"Right. During the week I wrote about Reuters’ big exclusive that one of the reasons behind Sam Altman’s firing was a mysterious OpenAI breakthrough simply referred to as Q* (Q-Star).
Rumours (and they are only rumours) are rife that the breakthrough is a combination of Q-Learning and A* algorithms, leading to the creation of a new model that uses reinforcement learning which can allow it “plan out” its next move within a neural network, giving it unique (albeit grade school level) mathematical abilities which is said to be a huge stride forward in AI systems which can proficiently use logic, reason and planning.
Q-Learning is a method used in AI where a computer program learns to make decisions by trying out actions and learning from the results. It keeps track of what it learns in a sort of scorecard, which helps it make better decisions over time, without needing a detailed map or instructions.
The A* algorithm is like a smart navigation tool used in computer programming to find the quickest way between two points. A* efficiently does this by constantly adjusting its route based on both past travel and future predictions, ensuring it always takes the shortest possible path to reach its destination.
One of the papers I read was a research paper published by OpenAI in May (with some heavy hitters as co-authors) which didn’t seem to garner much attention until this week, called “Let’s Verify Step by Step”.
"Let’s Verify Step by Step" introduces Process Reward Models (PRMs) in AI learning. Contrary to traditional models that assign a single score to evaluate an AI's response, PRMs intricately assess and score each step of the AI’s reasoning process. This nuanced approach allows for a more detailed generation and assessment of AI outputs, especially in complex scenarios like mathematics.
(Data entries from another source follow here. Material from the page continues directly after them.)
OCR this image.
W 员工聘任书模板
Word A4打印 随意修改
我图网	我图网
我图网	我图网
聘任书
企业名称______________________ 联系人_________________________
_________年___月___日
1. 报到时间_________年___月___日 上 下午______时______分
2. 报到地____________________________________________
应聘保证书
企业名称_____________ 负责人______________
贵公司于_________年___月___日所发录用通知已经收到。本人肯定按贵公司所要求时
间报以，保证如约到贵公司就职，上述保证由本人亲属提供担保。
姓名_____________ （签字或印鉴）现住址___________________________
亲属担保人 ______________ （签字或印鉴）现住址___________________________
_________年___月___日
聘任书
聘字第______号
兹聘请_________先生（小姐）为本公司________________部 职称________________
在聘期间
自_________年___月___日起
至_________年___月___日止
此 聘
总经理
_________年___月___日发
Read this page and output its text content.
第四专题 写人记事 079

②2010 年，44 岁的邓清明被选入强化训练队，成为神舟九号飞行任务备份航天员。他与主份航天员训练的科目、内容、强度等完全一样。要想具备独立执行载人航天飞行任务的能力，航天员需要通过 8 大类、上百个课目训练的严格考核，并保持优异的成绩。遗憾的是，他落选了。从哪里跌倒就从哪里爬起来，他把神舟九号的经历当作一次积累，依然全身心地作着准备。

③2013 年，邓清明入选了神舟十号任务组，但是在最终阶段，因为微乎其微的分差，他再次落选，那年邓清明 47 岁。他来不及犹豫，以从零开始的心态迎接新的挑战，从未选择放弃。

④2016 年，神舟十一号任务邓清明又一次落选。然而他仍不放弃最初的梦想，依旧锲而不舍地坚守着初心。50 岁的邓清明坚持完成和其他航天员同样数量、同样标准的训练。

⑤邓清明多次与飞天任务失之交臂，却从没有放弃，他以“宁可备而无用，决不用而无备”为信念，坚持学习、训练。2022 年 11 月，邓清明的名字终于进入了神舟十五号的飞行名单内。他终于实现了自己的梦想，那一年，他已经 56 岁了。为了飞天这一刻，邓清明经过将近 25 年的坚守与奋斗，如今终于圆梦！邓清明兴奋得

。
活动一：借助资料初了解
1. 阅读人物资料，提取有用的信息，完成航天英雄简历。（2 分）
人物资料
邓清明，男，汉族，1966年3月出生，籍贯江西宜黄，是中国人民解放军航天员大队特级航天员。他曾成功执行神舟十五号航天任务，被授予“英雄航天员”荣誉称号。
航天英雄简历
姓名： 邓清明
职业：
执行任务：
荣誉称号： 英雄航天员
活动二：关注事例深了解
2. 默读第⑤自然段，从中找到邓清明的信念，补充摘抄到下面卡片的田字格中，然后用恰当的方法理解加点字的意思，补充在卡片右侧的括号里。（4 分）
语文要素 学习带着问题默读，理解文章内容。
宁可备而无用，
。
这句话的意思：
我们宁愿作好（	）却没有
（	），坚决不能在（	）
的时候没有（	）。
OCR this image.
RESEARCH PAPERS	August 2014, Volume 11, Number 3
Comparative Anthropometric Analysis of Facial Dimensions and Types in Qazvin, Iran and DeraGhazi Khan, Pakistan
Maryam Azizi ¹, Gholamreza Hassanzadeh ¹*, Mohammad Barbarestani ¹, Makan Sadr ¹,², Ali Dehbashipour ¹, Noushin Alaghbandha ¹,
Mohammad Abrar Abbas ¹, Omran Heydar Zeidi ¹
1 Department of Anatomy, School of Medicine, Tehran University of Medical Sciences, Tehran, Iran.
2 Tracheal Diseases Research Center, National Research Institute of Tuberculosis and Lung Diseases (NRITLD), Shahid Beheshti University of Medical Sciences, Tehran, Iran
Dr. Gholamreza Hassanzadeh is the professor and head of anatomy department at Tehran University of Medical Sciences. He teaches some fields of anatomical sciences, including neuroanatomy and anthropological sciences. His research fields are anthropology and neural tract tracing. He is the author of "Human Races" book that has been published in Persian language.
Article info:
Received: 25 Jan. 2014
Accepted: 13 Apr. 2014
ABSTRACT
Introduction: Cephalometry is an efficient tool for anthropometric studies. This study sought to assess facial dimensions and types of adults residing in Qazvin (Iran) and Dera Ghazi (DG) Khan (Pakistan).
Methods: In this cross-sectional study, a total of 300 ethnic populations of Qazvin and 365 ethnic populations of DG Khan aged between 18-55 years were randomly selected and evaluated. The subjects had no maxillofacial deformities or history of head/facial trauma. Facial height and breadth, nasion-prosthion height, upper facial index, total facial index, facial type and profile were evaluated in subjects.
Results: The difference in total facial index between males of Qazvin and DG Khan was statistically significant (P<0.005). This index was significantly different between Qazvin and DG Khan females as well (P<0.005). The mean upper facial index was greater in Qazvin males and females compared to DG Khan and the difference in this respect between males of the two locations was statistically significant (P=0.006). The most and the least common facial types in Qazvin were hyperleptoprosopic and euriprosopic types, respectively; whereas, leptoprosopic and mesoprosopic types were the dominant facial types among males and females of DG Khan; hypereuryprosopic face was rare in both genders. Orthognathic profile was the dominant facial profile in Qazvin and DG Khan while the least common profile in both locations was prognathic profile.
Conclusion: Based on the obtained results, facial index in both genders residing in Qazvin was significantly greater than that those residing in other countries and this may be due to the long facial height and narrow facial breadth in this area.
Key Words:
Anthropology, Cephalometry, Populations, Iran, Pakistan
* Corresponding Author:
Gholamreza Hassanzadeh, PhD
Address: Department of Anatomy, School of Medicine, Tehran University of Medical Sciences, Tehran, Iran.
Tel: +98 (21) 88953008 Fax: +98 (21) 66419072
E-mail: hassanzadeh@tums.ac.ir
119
Another element is the “Tree of Thoughts” (ToT) method of reasoning, combined with the principles of PRMs. This process would allow an AI navigate through a myriad of reasoning steps, much like a thinker contemplating different possibilities before arriving at a conclusion. It is proposed that the Q* model utilises PRMs to evaluate these various reasoning pathways, optimising them with advanced techniques.
The integration of active learning strategies in data collection stands out as a key factor in enhancing the efficiency and quality of the training. The PRM800K dataset, specifically developed for this purpose, underpins the fine-tuning of base models like GPT-4, highlighting the meticulous and targeted approach towards AI development.
PRM800K is a process supervision dataset essentially containing signposts to answers for the MATH dataset, a new dataset of 12,500 challenging competition mathematics problems.
The transition from broad, outcome-based assessments to a more detailed, step-by-step evaluation process represents a significant leap in AI's ability to understand and process complex problems - hence the furore."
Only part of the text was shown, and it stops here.